Kemudian manhaj (jalan) yang benar dalam melaksanakan ibadah yang disyari’atkan adalah sikap pertengahan. Tidak meremehkan dan malas, serta tidak dengan sikap ekstrim dan melampaui batas.
Allah berfirman kepada Nabi-Nya , “Maka tetaplah kamu pada jalan yang benar, sebagaimana diperintahkan kepadamu dan (juga) orang yang telah taubat beserta kamu dan janganlah kamu melampaui batas.” (QS. Hud: 112)

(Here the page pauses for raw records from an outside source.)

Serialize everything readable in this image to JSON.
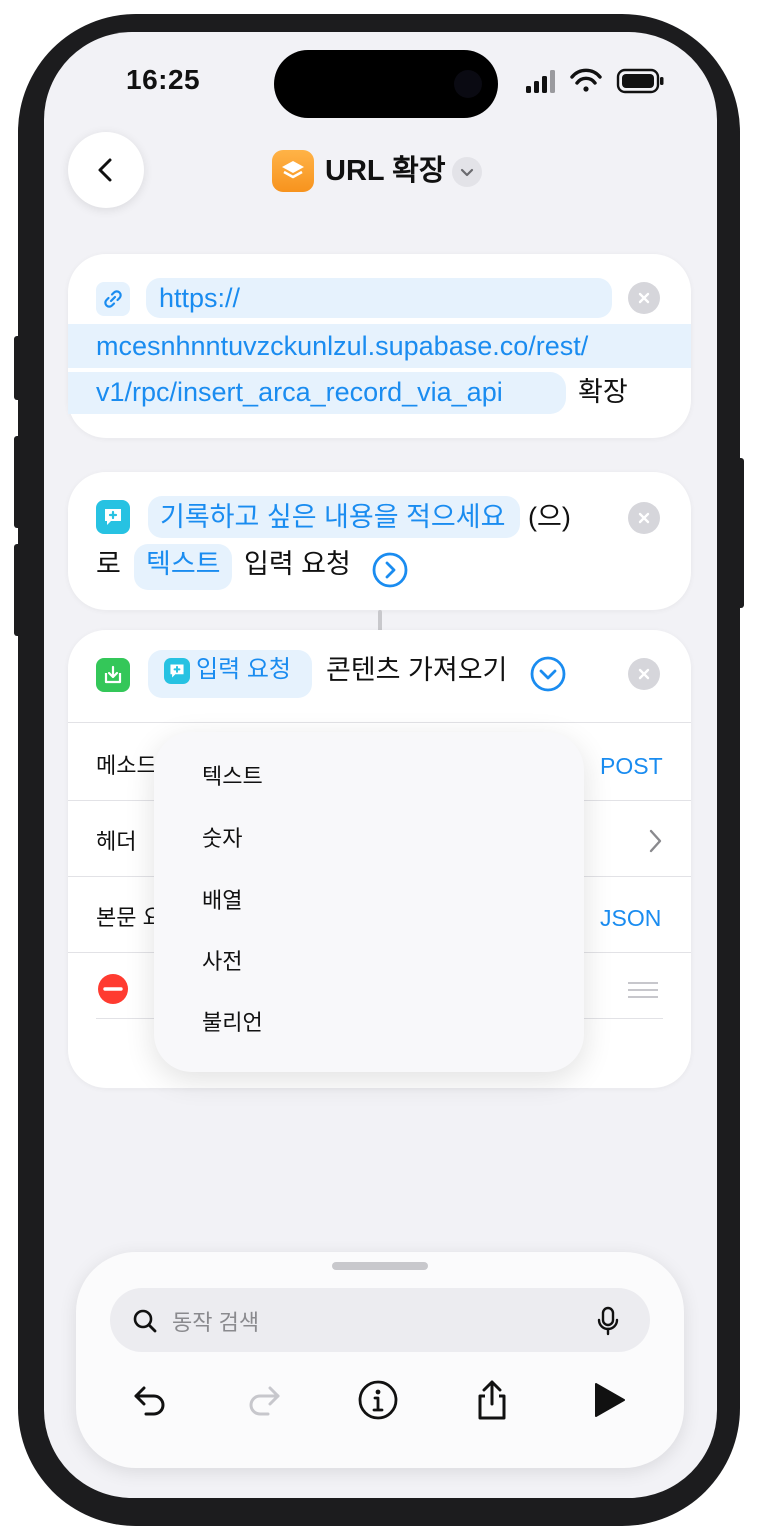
{
  "status": {
    "time": "16:25"
  },
  "header": {
    "title": "URL 확장"
  },
  "url_card": {
    "line1": "https://",
    "line2": "mcesnhnntuvzckunlzul.supabase.co/rest/",
    "line3": "v1/rpc/insert_arca_record_via_api",
    "suffix": "확장"
  },
  "ask_card": {
    "prompt": "기록하고 싶은 내용을 적으세요",
    "particle": "(으)",
    "ro": "로",
    "type_token": "텍스트",
    "action": "입력 요청"
  },
  "fetch_card": {
    "input_token": "입력 요청",
    "action": "콘텐츠 가져오기",
    "rows": [
      {
        "label": "메소드",
        "value": "POST"
      },
      {
        "label": "헤더",
        "value": ""
      },
      {
        "label": "본문 요",
        "value": "JSON"
      }
    ]
  },
  "type_menu": {
    "items": [
      "텍스트",
      "숫자",
      "배열",
      "사전",
      "불리언"
    ]
  },
  "bottom": {
    "search_placeholder": "동작 검색"
  },
  "colors": {
    "accent": "#1a8cf0",
    "background": "#f2f2f6",
    "remove": "#ff3b30",
    "url_icon_bg": "#e6f2fd",
    "ask_icon": "#27c2e2",
    "fetch_icon": "#34c759"
  }
}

Ayat Al-Qur’an ini adalah garis petunjuk bagi langkah manhaj yang benar dalam pelaksanaan ibadah.Yaitu dengan ber-istiqomah dalam melaksanakan ibadah pada jalan tengah, tidak kurang atau lebih, sesuai dengan petunjuk syari’at (sebagaimana yang diperintahkan).

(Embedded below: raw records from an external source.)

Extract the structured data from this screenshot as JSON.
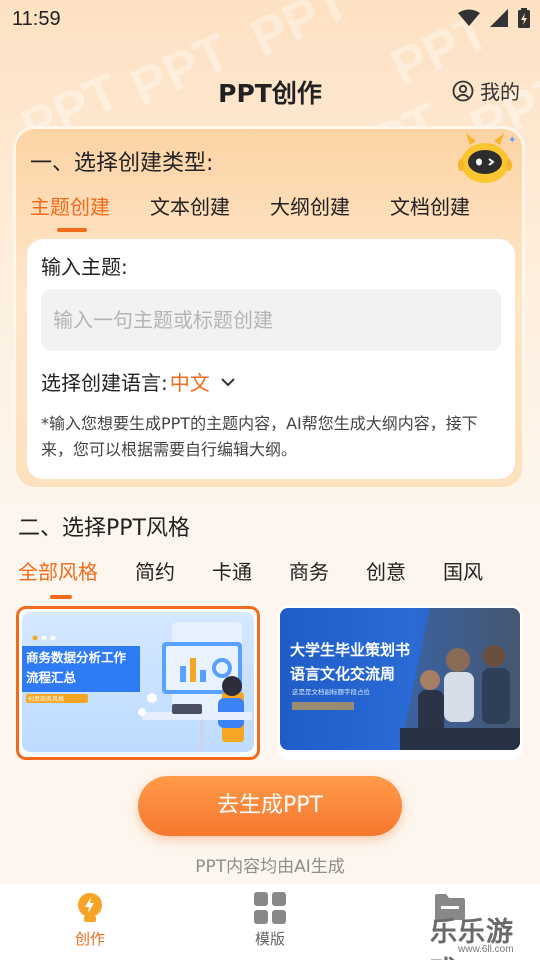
{
  "status_bar": {
    "time": "11:59"
  },
  "header": {
    "title": "PPT创作",
    "me_label": "我的"
  },
  "watermark": {
    "text": "PPT"
  },
  "step1": {
    "title": "一、选择创建类型:",
    "tabs": [
      {
        "label": "主题创建",
        "active": true
      },
      {
        "label": "文本创建",
        "active": false
      },
      {
        "label": "大纲创建",
        "active": false
      },
      {
        "label": "文档创建",
        "active": false
      }
    ],
    "input_label": "输入主题:",
    "input_placeholder": "输入一句主题或标题创建",
    "input_value": "",
    "language_label": "选择创建语言:",
    "language_value": "中文",
    "hint": "*输入您想要生成PPT的主题内容，AI帮您生成大纲内容，接下来，您可以根据需要自行编辑大纲。"
  },
  "step2": {
    "title": "二、选择PPT风格",
    "tabs": [
      {
        "label": "全部风格",
        "active": true
      },
      {
        "label": "简约",
        "active": false
      },
      {
        "label": "卡通",
        "active": false
      },
      {
        "label": "商务",
        "active": false
      },
      {
        "label": "创意",
        "active": false
      },
      {
        "label": "国风",
        "active": false
      }
    ],
    "templates": [
      {
        "title_line1": "商务数据分析工作",
        "title_line2": "流程汇总",
        "badge_text": "创意商务风格",
        "selected": true
      },
      {
        "title_line1": "大学生毕业策划书",
        "title_line2": "语言文化交流周",
        "subtitle": "这是是文档副标题字段占位",
        "selected": false
      }
    ]
  },
  "generate_button": {
    "label": "去生成PPT"
  },
  "ai_note": "PPT内容均由AI生成",
  "bottom_nav": [
    {
      "label": "创作",
      "icon": "lightning-bulb-icon",
      "active": true
    },
    {
      "label": "模版",
      "icon": "grid-icon",
      "active": false
    },
    {
      "label": "",
      "icon": "folder-icon",
      "active": false
    }
  ],
  "site_watermark": {
    "text": "乐乐游戏",
    "url": "www.6ll.com"
  },
  "colors": {
    "accent": "#f26a1b",
    "button": "#f6782d",
    "background": "#fde8cf"
  }
}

Kemudian pada akhir ayat, Allah menegaskan lagi dengan firman-Nya, “Dan janganlah kamu melampaui batas.”
Tughyan adalah melampaui batas dengan bersikap terlalu keras dan memaksakan kehendak serta megada-ada.Ia lebih dikenal dengan ghuluw. Ketika Rasulullah mengetahui bahwa tiga orang dari sahabatnya melakukan ghuluw dalam ibadah, dimana seorang dari mereka berkata, “Saya akan terus berpuasa dan tidak berbuka”, yang kedua berkata, “Saya akan shalat terus dan tidak tidur”, lalu yang ketiga berkata, “Saya tidak akan menikahi wanita”, maka beliau bersabda, “Adapun saya, maka saya berpuasa dan berbuka, saya shalat dan saya tidur, dan saya menikahi perempuan. Maka barang siapa tidak menyukai jejakku maka dia bukan dari (bagian atau golongan)-ku.” (HR. Bukhari no. 4675 dan Muslim no. 2487)
Ada 2 golongan yang saling bertentangan dalam soal ibadah :
- Golongan pertama: Yang mengurangi makna ibadah serta meremehkan pelaksanaannya. Mereka meniadakan berbagai macam ibadah dan hanya melaksanakan ibadah-ibadah yang terbatas pada syi’ar-syi’ar tertentu dan sedikit, yang hanya diadakan di masjid-masjid saja. Menurut mereka tidak ada ibadah di rumah, di kantor, di toko, di bidang sosial, juga tidak dalam peradilan kasus sengketa dan dalam perkara-perkara kehidupan lainnya.
Memang masjid mempunyai keistimewaan dan harus dipergunakan dalam shalat fardhu lima waktu. Akan tetapi ibadah mencakup seluruh aspek kehidupan muslim, baik di masjid maupun di luar masjid. - Golongan kedua: Yang bersikap berlebih-lebihan dalam praktek ibadah sampai pada batas ekstrim, yang sunnah sampai mereka angkat menjadi wajib, sebagaimana yang mubah (boleh) mereka angkat menjadi haram. Mereka menghukumi sesat dan salah orang yang menyalahi jalan (manhaj) mereka, serta menyalahkan pemahaman-pemahaman lainnya.
Padahal sebaik-baik petunjuk adalah petunjuk Nabi Muhammad dan seburuk-buruk perkara adalah yang bid’ah.